Quality Assurance is an essential activity on the curation of any digital collection. In NetarchiveSuite, the main tool for manual QA is the Viewerproxy. With Viewerproxy one can
- Browse in harvested material from a single harvest job or from a single run of a harvest definition
- Collect a list of URLs missed by the harvest, which can be added as seeds to a future harvest
In order to use Viewerproxy, your webbrowser needs to be set up to read data from the NetarchiveSuite archive, rather than from the living web. The details of the setup will depend on precisely how your installation of Netarchivesuite is configured. You will need to know i) the machine on which the Viewerproxy application is installed, and ii) the port number the Viewerproxy uses. Your web browser should then be set to use this machine and port as a proxy for all requests, except those to the machine where the NetarchiveSuite GUI is running.
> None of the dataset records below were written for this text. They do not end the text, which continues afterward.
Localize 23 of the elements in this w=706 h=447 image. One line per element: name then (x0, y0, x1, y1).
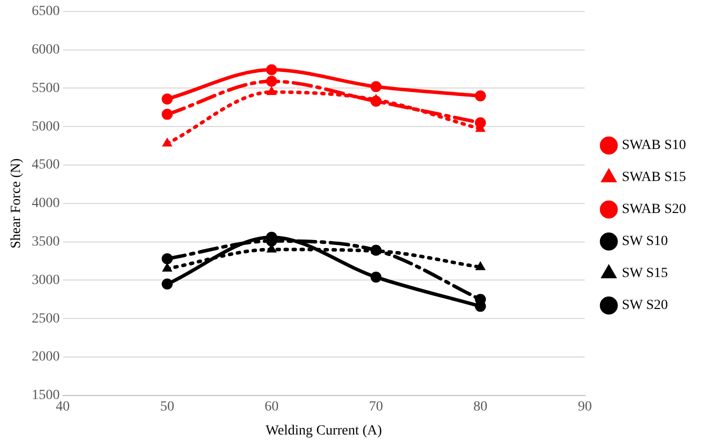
y-tick-label: 2000 (32, 350, 60, 365)
legend-label: SW S10 (622, 234, 668, 250)
legend-label: SW S15 (622, 266, 668, 282)
legend-label: SWAB S10 (622, 138, 686, 154)
legend-label: SWAB S20 (622, 202, 686, 218)
x-tick-label: 60 (264, 399, 279, 414)
x-axis-title: Welding Current (A) (266, 423, 382, 438)
x-tick-label: 70 (369, 399, 384, 414)
legend-label: SW S20 (622, 298, 668, 314)
y-tick-label: 6500 (32, 4, 60, 20)
x-tick-label: 50 (160, 399, 174, 414)
y-axis-title: Shear Force (N) (9, 158, 24, 248)
y-tick-label: 2500 (32, 311, 60, 326)
y-tick-label: 4500 (32, 158, 60, 173)
y-tick-label: 3500 (32, 234, 60, 250)
x-tick-label: 80 (473, 399, 488, 414)
y-tick-label: 4000 (32, 196, 60, 212)
y-tick-label: 5000 (32, 119, 60, 134)
y-tick-label: 5500 (32, 80, 60, 96)
x-tick-label: 90 (578, 399, 592, 414)
y-tick-label: 6000 (32, 42, 60, 58)
y-tick-label: 3000 (32, 272, 60, 288)
legend-label: SWAB S15 (622, 170, 686, 186)
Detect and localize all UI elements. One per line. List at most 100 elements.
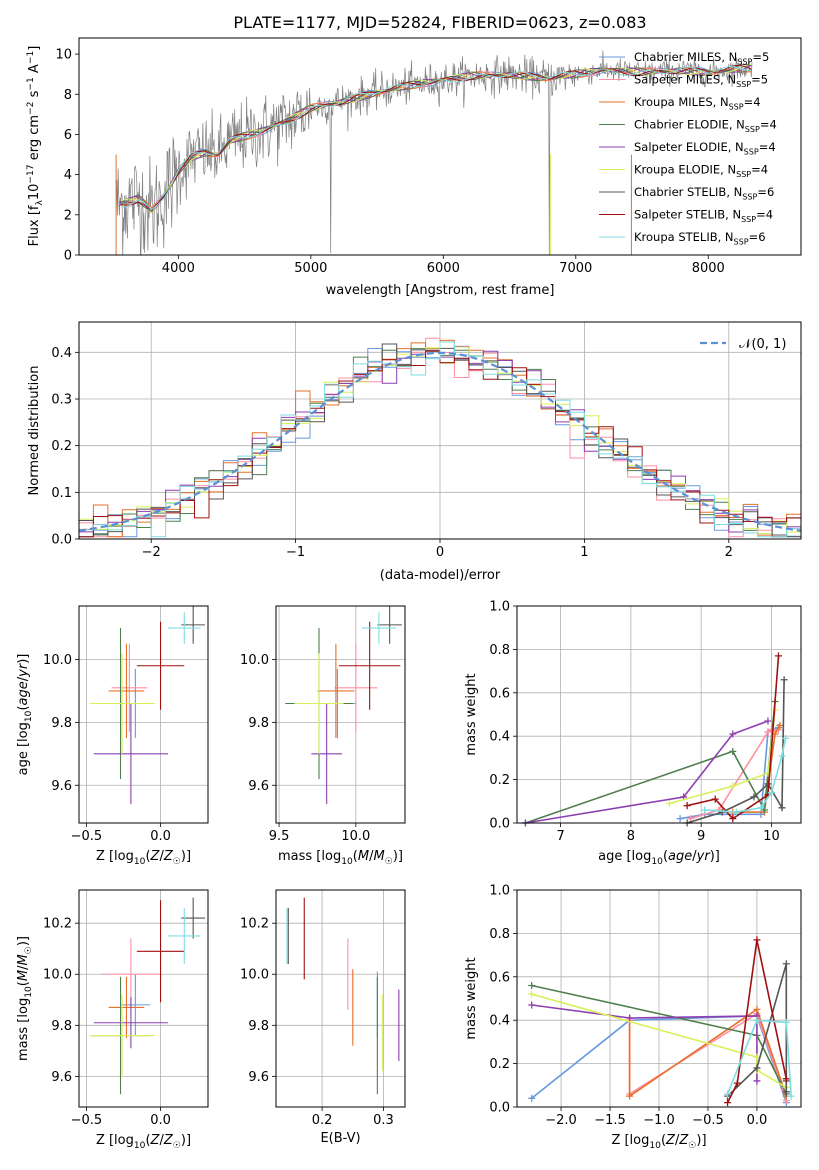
model-spectrum-line [121,66,751,211]
plus-marker [528,990,536,998]
model-spectrum-line [120,64,752,211]
weight-z-panel: −2.0 −1.5 −1.0 −0.5 0.0 0.0 0.2 0.4 0.6 0.8 1.0 Z [… [464,884,802,1151]
plus-marker [757,804,765,812]
plus-marker [753,1077,761,1085]
x-tick-label: −0.5 [71,829,103,844]
y-tick-label: 10.0 [240,653,269,668]
histogram-panel: −2 −1 0 1 2 0.0 0.1 0.2 0.3 0.4 (data-model)/error… [27,321,802,583]
x-axis-label: Z [log10(Z/Z☉)] [96,849,191,867]
y-tick-label: 10 [55,48,72,63]
x-tick-label: 7 [556,829,564,844]
spectrum-legend: Chabrier MILES, NSSP=5 Salpeter MILES, NS… [599,50,777,246]
x-tick-label: 5000 [294,261,327,276]
y-axis-label: mass weight [464,957,479,1039]
y-tick-label: 4 [64,168,72,183]
x-tick-label: −2.0 [545,1113,577,1128]
legend-label: Salpeter STELIB, NSSP=4 [634,208,773,224]
y-axis-label: Normed distribution [27,366,42,496]
x-tick-label: 1 [580,545,588,560]
plus-marker [711,795,719,803]
mass-z-panel-plot-area [89,897,206,1095]
y-tick-label: 0.2 [489,773,510,788]
y-tick-label: 0.6 [489,970,510,985]
legend-label: Chabrier STELIB, NSSP=6 [634,185,774,201]
plus-marker [782,1075,790,1083]
y-tick-label: 0.4 [51,346,72,361]
x-tick-label: 9.5 [269,829,290,844]
mass-weight-line [726,1019,792,1097]
mass-weight-line [726,939,788,1104]
y-tick-label: 10.2 [240,917,269,932]
y-tick-label: 9.8 [51,1019,72,1034]
axes-frame [78,605,209,824]
plus-marker [764,728,772,736]
y-tick-label: 9.8 [248,1019,269,1034]
plus-marker [778,752,786,760]
plus-marker [687,815,695,823]
plus-marker [729,747,737,755]
x-axis-label: age [log10(age/yr)] [598,849,720,867]
spectrum-panel: 4000 5000 6000 7000 8000 0 2 4 6 8 10 wavelength [A… [26,37,802,298]
plus-marker [782,734,790,742]
x-tick-label: −1 [286,545,305,560]
y-axis-label: mass weight [464,673,479,755]
gaussian-curve [79,351,801,532]
spectrum-plot-area [115,50,753,255]
plus-marker [724,1090,732,1098]
plus-marker [760,806,768,814]
histogram-steps [79,341,801,538]
y-tick-label: 1.0 [489,600,510,615]
y-tick-label: 0 [64,249,72,264]
plus-marker [778,804,786,812]
y-tick-label: 1.0 [489,884,510,899]
x-tick-label: 0.0 [747,1113,768,1128]
plus-marker [753,936,761,944]
legend-label: Kroupa ELODIE, NSSP=4 [634,163,768,179]
x-tick-label: 10.0 [341,829,370,844]
legend-label: Kroupa STELIB, NSSP=6 [634,230,766,246]
y-tick-label: 9.6 [248,1070,269,1085]
plus-marker [676,815,684,823]
x-tick-label: 7000 [559,261,592,276]
y-tick-label: 0.1 [51,486,72,501]
mass-weight-line [531,993,787,1089]
y-tick-label: 9.6 [248,779,269,794]
x-tick-label: 0.2 [312,1113,333,1128]
y-tick-label: 9.8 [51,716,72,731]
axes-frame [516,605,802,824]
x-tick-label: 9 [697,829,705,844]
y-tick-label: 2 [64,208,72,223]
plus-marker [753,1005,761,1013]
mass-weight-line [531,1004,758,1081]
y-tick-label: 10.0 [43,968,72,983]
model-spectrum-line [118,64,752,212]
x-tick-label: 0.0 [150,1113,171,1128]
y-tick-label: 0.3 [51,393,72,408]
y-tick-label: 0.6 [489,686,510,701]
x-axis-label: E(B-V) [320,1131,360,1146]
mass-weight-line [628,1008,788,1098]
plus-marker [753,1016,761,1024]
plus-marker [767,789,775,797]
age-z-panel: −0.5 0.0 9.6 9.8 10.0 Z [log10(Z/Z☉)] age [log… [16,605,209,867]
plus-marker [782,1018,790,1026]
figure-title: PLATE=1177, MJD=52824, FIBERID=0623, z=0… [233,13,646,32]
x-tick-label: −2 [142,545,161,560]
x-tick-label: −1.0 [643,1113,675,1128]
x-axis-label: mass [log10(M/M☉)] [278,849,403,867]
x-axis-label: Z [log10(Z/Z☉)] [611,1133,706,1151]
histogram-steps [79,337,801,538]
plus-marker [528,1094,536,1102]
plus-marker [683,802,691,810]
plus-marker [775,652,783,660]
plus-marker [724,1099,732,1107]
mass-weight-line [525,720,769,824]
x-axis-label: wavelength [Angstrom, rest frame] [326,283,555,298]
y-tick-label: 8 [64,88,72,103]
x-axis-label: (data-model)/error [380,568,501,583]
plus-marker [718,808,726,816]
y-tick-label: 0.2 [51,439,72,454]
axes-frame [78,889,209,1108]
axes-frame [275,889,406,1108]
Most browsers have plugins which can help with managing proxy settings.
To use the Viewerproxy, select any Run number or JobID from the list of jobs or harvests and click on the line "Select these jobs for QA with viewerproxy ". You should see a page which looks like
If you don't see this then your proxy setup is not correct. After a while, this page should redirect to something like this:
Quality assurance is done by browsing the archive for selected domains. For example, simply open another tab and type a URL you expect to be present in the harvest you are studying. The page should be visible and navigable.
The various links under "Missing URL collection" can then be used to help you find material missed during harvesting.
Start collecting URL’s This starts the collection of URL’s. The Current Viewerproxy status textbox shows if the system is currently collecting URL’s or not – and how many URL’s are currently collected.
Stop collecting URL’s Stops the collection of further URL’s.
Clear collected URL’s The list of URL’s can be cleared at any time e.g. when investigating a new domain starts. NB! This function can not be undone.
Show collected URL’s The list of URL’s can be viewed at any time. The list can be copied and added to relevant Seed lists for the relevant domains.